Chapter 3

56 6 0
                                    

Pintu mobil terbuka, seseorang berperawakan tinggi namun cenderung kurus keluar dari dalam. Ada kemiripan di wajahnya Daniel. Orang tersebut berdiri berhadapan dengan Daniel.

“Kenapa lagi?” tanya Daniel ketus.

Ayahnya hanya tersenyum.

“Daniel Fernando,” Ayah Daniel menyebut nama Daniel dengan lengkap. Daniel mulai risih. “Masih betah jadi Mahasiswa di sini?”

“Tentu. Kenapa memangnya ?” jawab Daniel sedikit ketus.

Ayahnya tertawa. Daniel sedikit merinding.

“Gimana kabarmu? Lama sekali aku tidak melihatmu,”

“Masih Kerja, masih kuliah,” Daniel mulai kesal dengan orang ini.

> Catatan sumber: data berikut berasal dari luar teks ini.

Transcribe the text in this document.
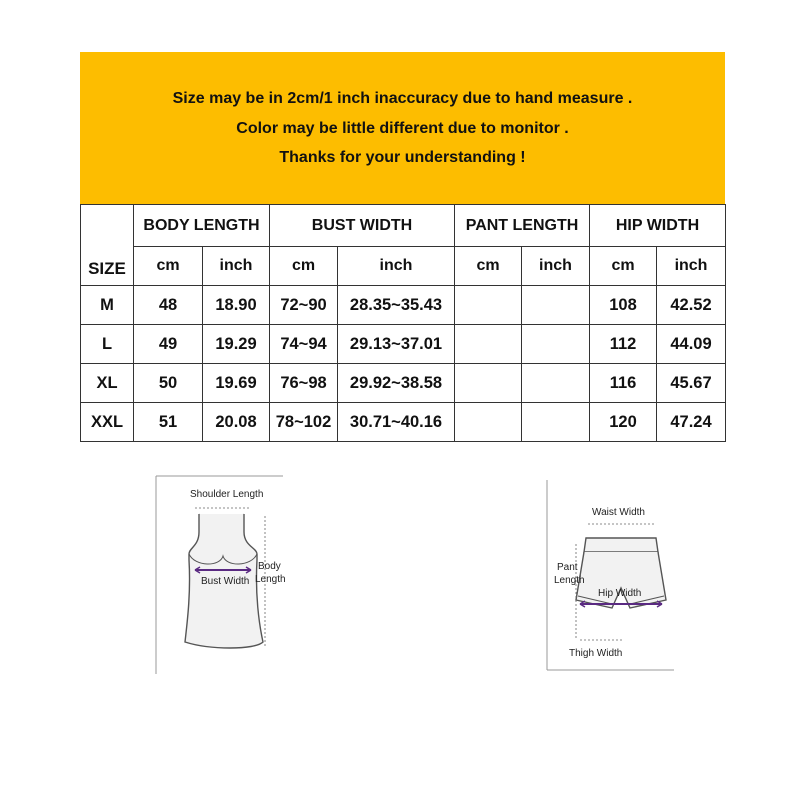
Size may be in 2cm/1 inch inaccuracy due to hand measure .
Color may be little different due to monitor .
Thanks for your understanding !
SIZE	BODY LENGTH		BUST WIDTH		PANT LENGTH		HIP WIDTH	
	cm	inch	cm	inch	cm	inch	cm	inch
M	48	18.90	72~90	28.35~35.43			108	42.52
L	49	19.29	74~94	29.13~37.01			112	44.09
XL	50	19.69	76~98	29.92~38.58			116	45.67
XXL	51	20.08	78~102	30.71~40.16			120	47.24
Shoulder Length
Bust Width
Body
Length
Waist Width
Hip Width
Pant
Length
Thigh Width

“Baguslah,” Ayah Daniel mengambil topi vest dan cerutu dari tangan salah satu pengawalnya.

“Aku kira kau sudah tak betah untuk kuliah di sini” tambahnya. Dia berjalan kembali ke limousine-nya Mercedes-Benz S550 Maybach 72" diikuti bodyguard-nya, salah seorang membukakan pintu, sebelum ayahnya masuk, dia berbicara tanpa memandang ke arah anaknya.

“Pulanglah, orang-orang di rumah mengharapkanmu untuk pulang,” ucap Ayah Daniel lantas masuk ke dalam mobil, lalu mobil melaju meninggalkan pemuda itu berdiri sendiri di trotoar jalan.

Daniel yang kesal segera menendang sebuah kaleng bekas, ke arah perginya mobil tersebut.

Daniel lalu kembali ke ruang klub musiknya. Kejadian tersebut ternyata tak sengaja dilihat oleh Michael.

"Kenapa lagi, Niel?" tanya Michael ingin tahu.

“Gak ada apa-apa kok. Sudah, tenang aja,” ucap Daniel sembari menepuk pundak Michael.

Michael hanya menghela napas.

“Jujur ya, Niel. Gue juga bingung. Maksudnya, Lo kan sudah punya keluarga yang begitu kaya, kok masih saja mau kerja capek-capek sambil kuliah di swasta,” kata Michael sembari mengambil sebatang rokok dari sakunya.

“Ya, gimana ya... Lo kan sudah tahu sendiri kenapa gue sampai bisa seperti ini," balas Daniel malas, sembari menyulut sebatang rokok.

“Ya, tapi... Aneh saja gue lihat anak konglomerat, kerja sebagai freelancer sebuah perusahaan buat hidup sendiri," Michael menggaruk kepalanya, bingung.

Daniel tertawa sambil menikmati sejuknya angin di tengah mendung sore hari.

“Masuk lagi yuk lanjut latihan latihan. Kasihan yang lain pada nunggu,” Daniel masuk duluan ke ruangan musik yang disusul oleh Michael di belakangnya.

Mereka lalu melanjutkan latihan lagi seperti biasa.

                                ***

Handphone yang Daniel letakkan di meja kerja berbunyi, namun deringnya bukanlah pertanda alarm. Ada telepon masuk. Daniel berjalan malas menuju meja kerja. Dilihatnya nama si penelpon...

Lala

“Kak Daniel!” suara penelepon diujung sana mengagetkan Daniel. Daniel menjauhkan hp-nya sedikit dari telinganya, lalu mendekatkannya kembali.